More than a dozen large corporations have outsourced the auditing of their hotel use to Fare Audit Inc. "We're finding that 15 to 20 percent of the time, they're charged a higher rate than the negotiated rate," said president Marty Morrison. Many companies and agencies verify that negotiated rates are loaded in their GDSs at the start of each contract, but that's not enough. "Is it being applied? That's the key," Morrison said.
Fare Audit verifies that the rate is in fact loaded into the database at the point of sale, and verifies that the negotiated rate is booked at preferred properties. When clients don't get the preferred rate, Morrison said it's usually due to one of three reasons: the rate wasn't loaded; the rate was loaded, but the hotel didn't make it available for booking; or the agent applied the wrong rate-such as the agency's negotiated rate, rather than the corporation's. Traveler behavior is also a factor. Travelers may book at non-preferred properties when preferreds are available, he added.
How much is at stake?

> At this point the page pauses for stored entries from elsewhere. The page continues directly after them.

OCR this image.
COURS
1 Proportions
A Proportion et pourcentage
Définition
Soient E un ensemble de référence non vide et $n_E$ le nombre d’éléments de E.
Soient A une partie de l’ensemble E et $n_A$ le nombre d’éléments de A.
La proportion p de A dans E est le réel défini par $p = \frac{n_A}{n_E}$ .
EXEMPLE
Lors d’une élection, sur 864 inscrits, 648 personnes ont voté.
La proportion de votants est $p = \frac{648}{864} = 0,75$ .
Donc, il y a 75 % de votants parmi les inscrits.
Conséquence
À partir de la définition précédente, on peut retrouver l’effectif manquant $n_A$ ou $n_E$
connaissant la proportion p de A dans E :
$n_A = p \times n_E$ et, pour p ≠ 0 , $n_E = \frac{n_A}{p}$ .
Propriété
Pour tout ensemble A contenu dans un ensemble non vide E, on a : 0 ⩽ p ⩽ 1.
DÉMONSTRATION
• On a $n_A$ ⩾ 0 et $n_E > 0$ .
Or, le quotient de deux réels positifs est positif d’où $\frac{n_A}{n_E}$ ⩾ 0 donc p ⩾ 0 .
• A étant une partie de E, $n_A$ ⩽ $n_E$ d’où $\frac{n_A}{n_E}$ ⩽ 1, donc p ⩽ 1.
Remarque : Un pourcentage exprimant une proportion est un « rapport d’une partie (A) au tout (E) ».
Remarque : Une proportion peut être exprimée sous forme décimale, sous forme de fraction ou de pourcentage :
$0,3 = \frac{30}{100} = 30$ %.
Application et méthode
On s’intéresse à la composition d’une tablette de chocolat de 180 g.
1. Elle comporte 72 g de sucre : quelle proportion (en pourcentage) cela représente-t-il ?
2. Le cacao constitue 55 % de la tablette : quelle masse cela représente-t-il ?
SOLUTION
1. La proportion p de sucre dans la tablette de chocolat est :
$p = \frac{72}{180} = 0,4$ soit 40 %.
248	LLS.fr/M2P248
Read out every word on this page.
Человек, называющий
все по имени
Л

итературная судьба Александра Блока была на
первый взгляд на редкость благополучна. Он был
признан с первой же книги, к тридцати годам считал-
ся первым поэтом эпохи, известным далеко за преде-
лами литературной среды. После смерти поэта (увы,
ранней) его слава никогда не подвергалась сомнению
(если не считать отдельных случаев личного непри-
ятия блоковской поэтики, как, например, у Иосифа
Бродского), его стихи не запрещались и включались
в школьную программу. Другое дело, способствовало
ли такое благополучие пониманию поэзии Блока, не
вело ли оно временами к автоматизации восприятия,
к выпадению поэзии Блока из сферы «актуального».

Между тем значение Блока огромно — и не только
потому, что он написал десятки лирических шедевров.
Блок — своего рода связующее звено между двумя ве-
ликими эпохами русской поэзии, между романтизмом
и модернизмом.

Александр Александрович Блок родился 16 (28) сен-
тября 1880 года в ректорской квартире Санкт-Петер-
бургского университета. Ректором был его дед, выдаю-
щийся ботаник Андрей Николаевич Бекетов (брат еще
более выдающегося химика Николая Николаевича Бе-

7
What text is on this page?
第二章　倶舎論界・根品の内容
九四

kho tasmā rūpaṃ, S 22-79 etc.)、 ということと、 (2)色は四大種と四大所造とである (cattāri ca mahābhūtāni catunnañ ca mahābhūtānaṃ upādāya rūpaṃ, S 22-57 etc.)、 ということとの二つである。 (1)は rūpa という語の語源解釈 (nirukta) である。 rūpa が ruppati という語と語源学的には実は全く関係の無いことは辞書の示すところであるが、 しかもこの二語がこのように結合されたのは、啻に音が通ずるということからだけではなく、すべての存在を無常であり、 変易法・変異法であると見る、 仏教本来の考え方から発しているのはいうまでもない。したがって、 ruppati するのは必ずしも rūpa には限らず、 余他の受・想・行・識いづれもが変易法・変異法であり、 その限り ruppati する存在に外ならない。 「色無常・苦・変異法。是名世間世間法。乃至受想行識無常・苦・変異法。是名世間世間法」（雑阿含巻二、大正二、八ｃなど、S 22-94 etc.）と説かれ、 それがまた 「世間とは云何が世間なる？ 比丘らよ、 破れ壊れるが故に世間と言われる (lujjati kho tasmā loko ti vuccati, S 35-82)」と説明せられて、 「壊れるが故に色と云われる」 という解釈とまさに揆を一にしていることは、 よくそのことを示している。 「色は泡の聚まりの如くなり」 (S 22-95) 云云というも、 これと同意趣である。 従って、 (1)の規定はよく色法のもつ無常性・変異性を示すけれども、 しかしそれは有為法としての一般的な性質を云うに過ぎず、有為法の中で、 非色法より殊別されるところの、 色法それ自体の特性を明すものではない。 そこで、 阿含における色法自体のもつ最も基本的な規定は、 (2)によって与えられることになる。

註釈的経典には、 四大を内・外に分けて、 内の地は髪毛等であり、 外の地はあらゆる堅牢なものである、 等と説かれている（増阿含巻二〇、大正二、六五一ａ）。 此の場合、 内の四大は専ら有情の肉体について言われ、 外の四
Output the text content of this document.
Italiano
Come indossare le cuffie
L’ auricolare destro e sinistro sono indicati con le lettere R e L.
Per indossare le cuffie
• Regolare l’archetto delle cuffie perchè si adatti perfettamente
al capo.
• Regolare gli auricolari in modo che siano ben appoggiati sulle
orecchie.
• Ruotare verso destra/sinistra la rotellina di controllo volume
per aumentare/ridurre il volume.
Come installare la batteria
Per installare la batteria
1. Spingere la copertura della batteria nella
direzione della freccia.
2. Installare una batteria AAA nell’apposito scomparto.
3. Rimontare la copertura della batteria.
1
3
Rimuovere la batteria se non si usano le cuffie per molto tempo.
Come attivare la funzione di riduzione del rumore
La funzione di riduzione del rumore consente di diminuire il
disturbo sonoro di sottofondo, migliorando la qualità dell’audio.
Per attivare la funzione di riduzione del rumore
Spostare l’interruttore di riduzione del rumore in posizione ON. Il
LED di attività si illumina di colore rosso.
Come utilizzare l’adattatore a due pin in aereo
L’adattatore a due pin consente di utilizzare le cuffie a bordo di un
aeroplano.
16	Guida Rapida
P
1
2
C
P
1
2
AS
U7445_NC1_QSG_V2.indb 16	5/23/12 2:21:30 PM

Perhaps $500 million a year, Corporate Lodging Consultants said in 2005. The firm estimated the extent of this issue for all corporate hotel bookings, based on $820,000 in overcharges it found on receipts for 624,606 room nights booked by its corporate customers. The company negotiates hotel rates and audits receipts for 13 million room nights a year for over 300 corporations. "The base rate may be different, tax is charged when it shouldn't or room nights billed when they shouldn't be," said Kyle Rogg, Corporate Lodging Consultant senior vice president of business development. "I don't think it's anything devious on the part of hotels. When you look at the pipe from contracting to billing, there are just a lot of links in the chain that can be broken."